Zerdeşt yoldaşımız aslen Sêrt’li olan yurtsever bir ailenin ferdi olarak Adana’da dünyaya gelmiştir. Sömürgeci Türk devletinin halkımızı gerilladan koparmak ve Türkiye metropollerine sürgün ederek soykırımdan geçirme politikaları nedeniyle Adana’da büyümüştür. Zerdeşt yoldaşımız tüm bu kirli politikalara rağmen Kürtlük özünü korumasını bilmiştir. Ailesinin özünde halkımızın yaşadığı soykırım tehlikesini yakından gören ve düşmanın yaşamın her anında geliştirdiği saldırılara tanıklık etmiştir. Bu nedenle sorumlu her Kürt genci gibi halkının çektiği acılara kayıtsız kalmayarak genç yaşında mücadeleye atılmıştır. Birçok alanda farklı devrimci çalışmalar yürüttükten sonra soykırımcı Türk devletinin halkımıza diz çöktürmek için geliştirdiği saldırılara cevap olmak için gerilla saflarına katılmıştır. Katılım yaptığı dönemde özellikle şehadet gerçekliğinden çok etkilenmiş ve her zaman şehit yoldaşlarına layık olabilmenin ağırlığında olmuştur.

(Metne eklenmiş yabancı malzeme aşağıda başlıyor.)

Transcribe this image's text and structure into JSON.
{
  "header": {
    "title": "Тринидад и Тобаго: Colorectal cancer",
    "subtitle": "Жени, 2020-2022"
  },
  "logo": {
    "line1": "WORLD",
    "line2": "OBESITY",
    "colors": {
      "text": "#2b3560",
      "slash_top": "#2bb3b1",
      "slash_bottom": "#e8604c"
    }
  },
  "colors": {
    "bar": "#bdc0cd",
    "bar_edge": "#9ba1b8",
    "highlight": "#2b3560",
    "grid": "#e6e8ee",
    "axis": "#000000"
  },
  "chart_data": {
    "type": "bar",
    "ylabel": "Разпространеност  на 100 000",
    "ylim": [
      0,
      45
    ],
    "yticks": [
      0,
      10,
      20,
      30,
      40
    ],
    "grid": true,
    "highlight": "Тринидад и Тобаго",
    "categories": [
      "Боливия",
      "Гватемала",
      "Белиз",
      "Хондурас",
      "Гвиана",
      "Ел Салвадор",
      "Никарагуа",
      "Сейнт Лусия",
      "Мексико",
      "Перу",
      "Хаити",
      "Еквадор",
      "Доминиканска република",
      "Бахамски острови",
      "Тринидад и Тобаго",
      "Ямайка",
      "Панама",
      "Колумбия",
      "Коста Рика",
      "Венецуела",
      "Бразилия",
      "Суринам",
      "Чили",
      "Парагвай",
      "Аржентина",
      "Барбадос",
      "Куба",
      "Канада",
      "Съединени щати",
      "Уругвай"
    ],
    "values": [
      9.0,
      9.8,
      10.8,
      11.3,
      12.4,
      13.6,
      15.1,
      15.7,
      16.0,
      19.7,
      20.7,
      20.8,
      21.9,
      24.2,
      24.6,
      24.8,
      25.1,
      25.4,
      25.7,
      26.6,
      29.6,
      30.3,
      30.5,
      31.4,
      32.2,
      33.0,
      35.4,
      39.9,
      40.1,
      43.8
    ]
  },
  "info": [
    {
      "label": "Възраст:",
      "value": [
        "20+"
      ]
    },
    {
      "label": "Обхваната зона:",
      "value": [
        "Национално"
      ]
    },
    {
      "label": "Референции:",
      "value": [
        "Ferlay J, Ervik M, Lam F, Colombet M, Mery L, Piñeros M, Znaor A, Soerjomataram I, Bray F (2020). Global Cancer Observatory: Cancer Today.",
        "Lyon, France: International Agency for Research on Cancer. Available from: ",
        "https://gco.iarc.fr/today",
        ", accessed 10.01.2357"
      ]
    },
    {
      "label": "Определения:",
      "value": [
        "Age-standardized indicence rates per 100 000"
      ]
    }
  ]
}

Yine PKK’deki yoldaşlık ilişkilerine büyük bir değer biçmiş, yoldaşlarına iyi bir yoldaş olmak için sürekli bir çabanın sahibi olmuştur. Halkımızın özgürlük devriminin ancak devrimci halk savaşı çizgisini yetkince uygulamakla mümkün olduğuna yürekten inanmıştır. Bu inançla kendisini her anlamıyla eğitmiştir. Özellikle profesyonel gerillacılığın ilkelerinde derinleşmek ve yeni dönem gerillacılığının uygulayıcısı olmak için uzmanlaşmaya çalışmıştır. Askeri duruş ve yoğunlaşmasında olduğu kadar yaşamdaki duruşuyla da Partimiz PKK’nin gençlik ruhunu temsil etme kararlılığında olan Zerdeşt yoldaşımız, mücadelemizin unutulmaz kahramanları arasındaki yerini layıkıyla almasını bilmiştir.
Mücadeleleriyle olduğu kadar şehadetleriyle de Kürdistan halkının büyük değer yaratıcılarından olan Dilêr, Çiçek, Ekin, Destan, Şervan ve Zerdeşt yoldaşlarımızın başta değerli aileleri olmak üzere tüm Kürdistan halkımıza başsağlığı diliyor, şehitlerimizin bizlere devrettiği zafer hedeflerini mutlaka başaracağımızın sözünü yineliyoruz.